In this project, engineers from UVA’s DEPARTMENT FOR ELECTRICAL AND COMPUTER ENGINEERING and doctors from UVA’s DEPARTMENT OF CARDIOVASCULAR MEDICINE and RADIOLOGY will collaborate to develop and test fast, automated algorithms for processing high-resolution CMR. The ultimate goal of their work is to enable the widespread use of sophisticated imaging techniques that are currently only available at academic centers such as UVA.
In situ Bioengineering of Scar Formation after Myocardial Infarction
BRENT FRENCH, Professor Biomedical Engineering (UVA School of Medicine), JEFF SAUCERMAN, Associate Professor Biomedical Engineering (UVA School of Medicine), MATTHEW WOLF, Associate Professor Medicine – Cardiovascular Medicine (UVA School of Medicine)
Myocardial infarction (MI), or heart attack, occurs in approximately 800,000 people in the United States every year. One of the most successful therapies following a heart attack is called reperfusion therapy, which brings blood flow back to the region of the heart that has been injured by MI. Besides restoring blood flow to oxygen-starved heart muscle, reperfusion also improves clinical outcomes by expediting the replacement of dead heart muscle with scar tissue after MI.

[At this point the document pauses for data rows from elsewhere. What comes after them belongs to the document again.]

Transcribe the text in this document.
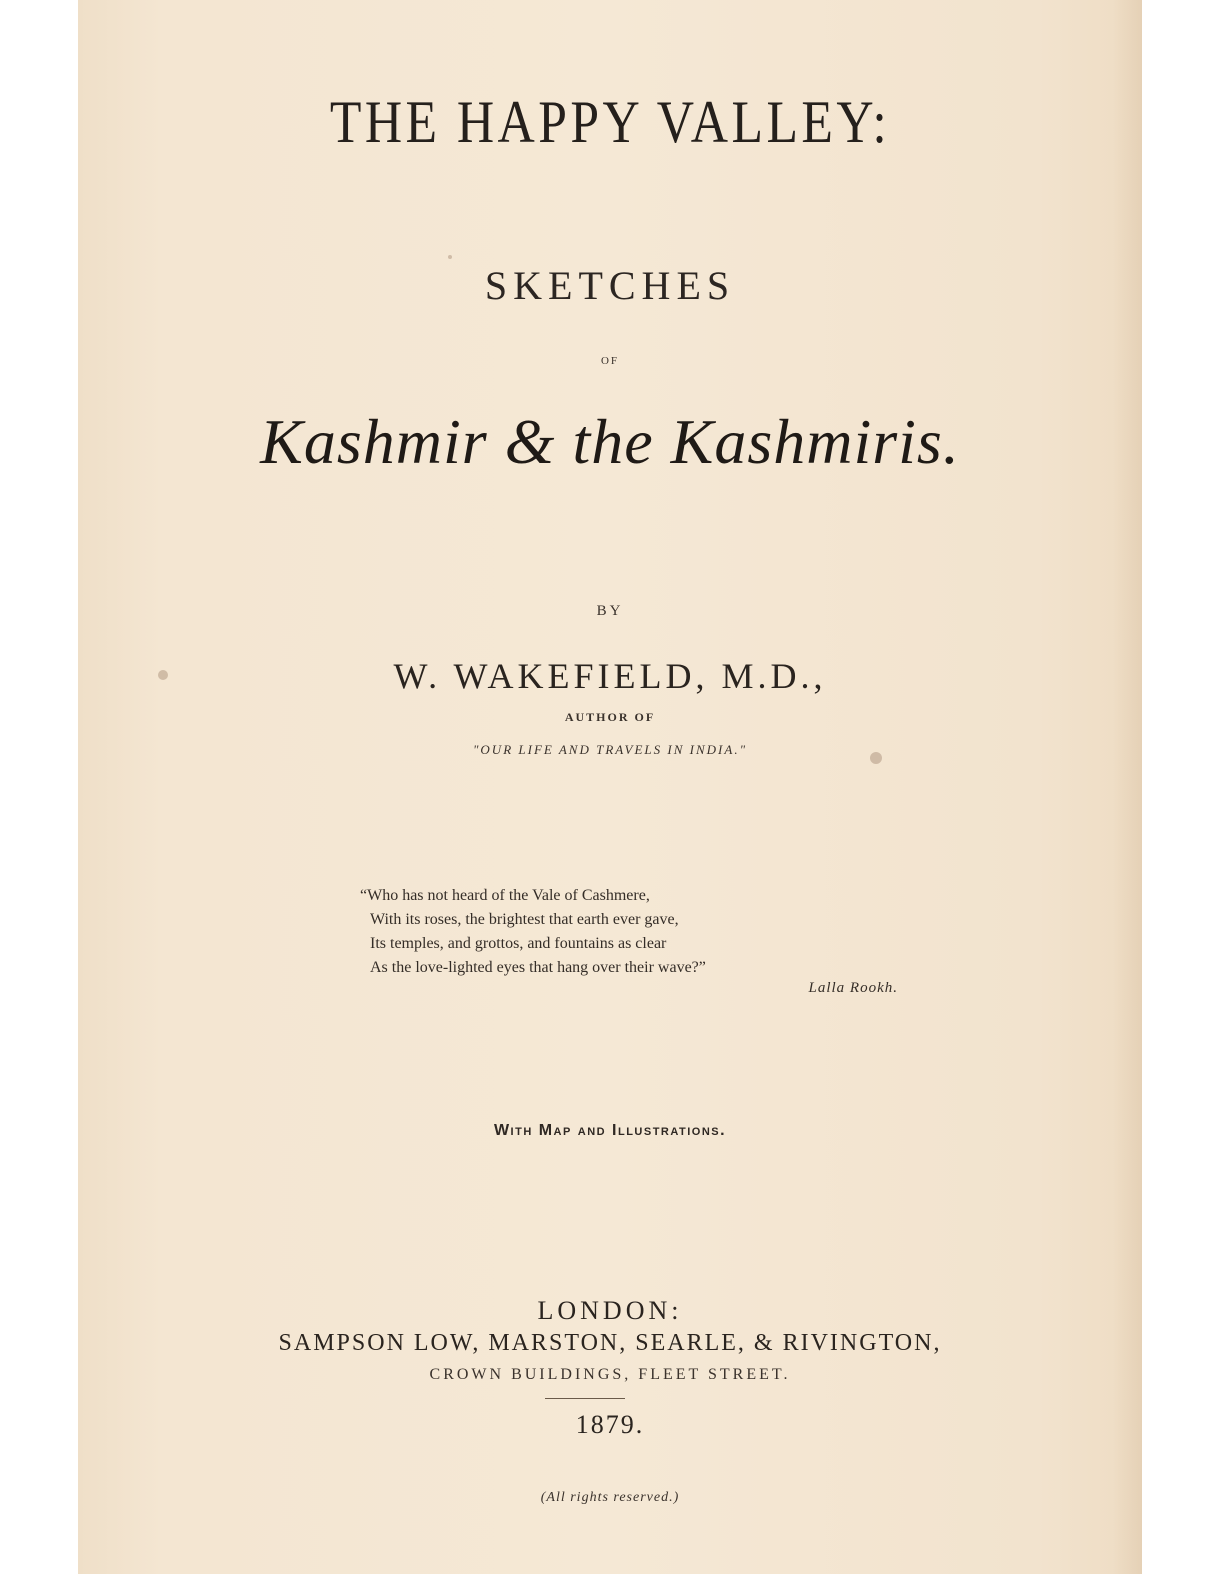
THE HAPPY VALLEY:
SKETCHES
OF
Kashmir & the Kashmiris.
BY
W. WAKEFIELD, M.D.,
AUTHOR OF
"OUR LIFE AND TRAVELS IN INDIA."
“Who has not heard of the Vale of Cashmere,
With its roses, the brightest that earth ever gave,
Its temples, and grottos, and fountains as clear
As the love-lighted eyes that hang over their wave?”
Lalla Rookh.
With Map and Illustrations.
LONDON:
SAMPSON LOW, MARSTON, SEARLE, & RIVINGTON,
CROWN BUILDINGS, FLEET STREET.
1879.
(All rights reserved.)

In this project, bioengineers from UVA’s Department of Biomedical Engineering and a cardiologist from UVA’s Department of Medicine will take a highly innovative approach that harnesses two technologies developed at UVA to design and test new therapies to further improve the wound healing response in the heart after MI. The team will use computational models of the complex biology of cardiac fibroblasts to identify specific proteins inside those cells that might be modulated to improve the healing response, and then test their predictions by using viral gene delivery to regulate the levels of these proteins in animal models.

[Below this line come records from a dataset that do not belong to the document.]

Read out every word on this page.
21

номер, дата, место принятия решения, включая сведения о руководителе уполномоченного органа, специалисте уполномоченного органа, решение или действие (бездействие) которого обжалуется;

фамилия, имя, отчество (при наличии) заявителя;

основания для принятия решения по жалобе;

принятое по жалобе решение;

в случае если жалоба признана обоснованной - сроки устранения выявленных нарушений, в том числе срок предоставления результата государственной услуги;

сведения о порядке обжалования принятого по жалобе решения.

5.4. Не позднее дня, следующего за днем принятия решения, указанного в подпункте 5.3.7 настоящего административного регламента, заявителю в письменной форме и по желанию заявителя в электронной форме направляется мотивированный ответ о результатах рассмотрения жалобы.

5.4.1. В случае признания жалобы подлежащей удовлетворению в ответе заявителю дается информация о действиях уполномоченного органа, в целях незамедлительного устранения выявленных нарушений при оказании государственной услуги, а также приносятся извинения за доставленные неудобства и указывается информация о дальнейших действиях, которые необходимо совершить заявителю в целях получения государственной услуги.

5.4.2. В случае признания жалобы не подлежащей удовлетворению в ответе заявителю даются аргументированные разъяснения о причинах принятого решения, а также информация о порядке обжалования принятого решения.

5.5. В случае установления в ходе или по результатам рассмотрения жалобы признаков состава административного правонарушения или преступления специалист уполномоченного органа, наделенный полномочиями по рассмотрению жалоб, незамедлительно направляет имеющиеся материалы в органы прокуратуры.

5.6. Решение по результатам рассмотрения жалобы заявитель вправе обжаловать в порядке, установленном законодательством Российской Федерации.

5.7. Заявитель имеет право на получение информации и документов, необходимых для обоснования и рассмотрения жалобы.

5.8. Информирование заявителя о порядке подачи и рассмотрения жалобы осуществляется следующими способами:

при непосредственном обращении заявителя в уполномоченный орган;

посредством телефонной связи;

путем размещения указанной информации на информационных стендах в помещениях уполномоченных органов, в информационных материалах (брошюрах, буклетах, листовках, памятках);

Precision mapping for Discovery and Development of Personalized Therapy for CVD: Role of Id3 and rs11574 in VSMCs
Scientists often find clues to the causes of a disease or condition such as high blood pressure by identifying single nucleotide polymorphisms (SNPs), minor genetic variations that are associated with that condition across a large number of people. For this project, partners from the UVA Department of Medicine and Department of Biomedical Engineering will use novel techniques for mapping how individual cells mature and develop to understand how a specific mutation identified in patients leads to coronary artery disease. Their studies may reveal new pathways regulating the onset of cardiovascular disease and may provide novel insights into individualized therapeutic strategies based on patient genotype.